My blog has taken a turn for the worse. Well…I suppose not ~worse~ worse, but I never wanted post after post of ‘this is what I did today’, ‘this is how I feel today’ sorta crap…
…but then again…who cares?
So, I continue. I mean, since school started, I’ve not had time to think of real things. Going to a lecture on Thursday from the guy who did The Corporation, so that’ll get me outside myself for a little while.
(yay! I hear from the left….boo! I hear from the right)
So…I feel great tonight.
And it ain’t only the two ciders I’ve had. Though, I am cut. So forgive me if you do decide to continue.
however, my body doesn’t feel all that great.
let me ‘splain…
when I was a younger lady…I used to get stressed…and then get sick immediately when said stress ended.
but I’d growed up now…
For the past coupla weeks, this stupid paper was haunting me. I could go into detail as to why this paper was particularly painful, but I won’t ’cause I’ll sound like a dork. It was due today…and I also had a midterm.
‘no problem’, I thought, ‘I can handle it’. And I did…mostly…I mean, I’m not sick, right?
I got more and more anxious to have these things out of the way.
Woke up this morning (after a week of semi-bad sleep) and my neck was a bit sore.
*shrug*…I slept on it wrong.
But I was eager to see the back end of that paper..and write the midterm and be done…

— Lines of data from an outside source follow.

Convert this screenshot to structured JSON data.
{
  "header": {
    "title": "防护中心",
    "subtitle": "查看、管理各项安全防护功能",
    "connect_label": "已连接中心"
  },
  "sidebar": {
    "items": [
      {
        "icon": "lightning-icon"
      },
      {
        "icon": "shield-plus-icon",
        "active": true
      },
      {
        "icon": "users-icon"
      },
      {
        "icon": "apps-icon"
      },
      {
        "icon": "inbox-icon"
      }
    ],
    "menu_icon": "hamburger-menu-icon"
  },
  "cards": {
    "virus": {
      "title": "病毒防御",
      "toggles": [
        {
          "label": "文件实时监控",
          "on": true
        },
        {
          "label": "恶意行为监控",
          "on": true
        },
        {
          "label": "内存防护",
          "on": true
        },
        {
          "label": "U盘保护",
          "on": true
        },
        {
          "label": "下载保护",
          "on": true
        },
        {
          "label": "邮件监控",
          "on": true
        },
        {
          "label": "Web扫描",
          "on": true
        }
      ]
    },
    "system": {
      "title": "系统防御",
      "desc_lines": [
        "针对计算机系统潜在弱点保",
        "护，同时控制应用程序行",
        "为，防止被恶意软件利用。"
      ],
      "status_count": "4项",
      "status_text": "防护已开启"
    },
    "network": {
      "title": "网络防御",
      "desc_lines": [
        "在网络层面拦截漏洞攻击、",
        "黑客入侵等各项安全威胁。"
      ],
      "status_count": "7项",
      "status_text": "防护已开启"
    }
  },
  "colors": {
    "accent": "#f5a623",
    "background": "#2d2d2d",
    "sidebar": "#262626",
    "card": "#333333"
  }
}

Handed in paper…went to second class and by the end of it, my neck was so sore that I could barely move my head.
Now I’ve handed in the paper, wrote the test, and I’m no longer on the verge of tears. My head, however, remains stationary.
G-damn my neck hurts.
And that, children, is apparently how I deal with stress. Oh, that and crying in the bathroom at work.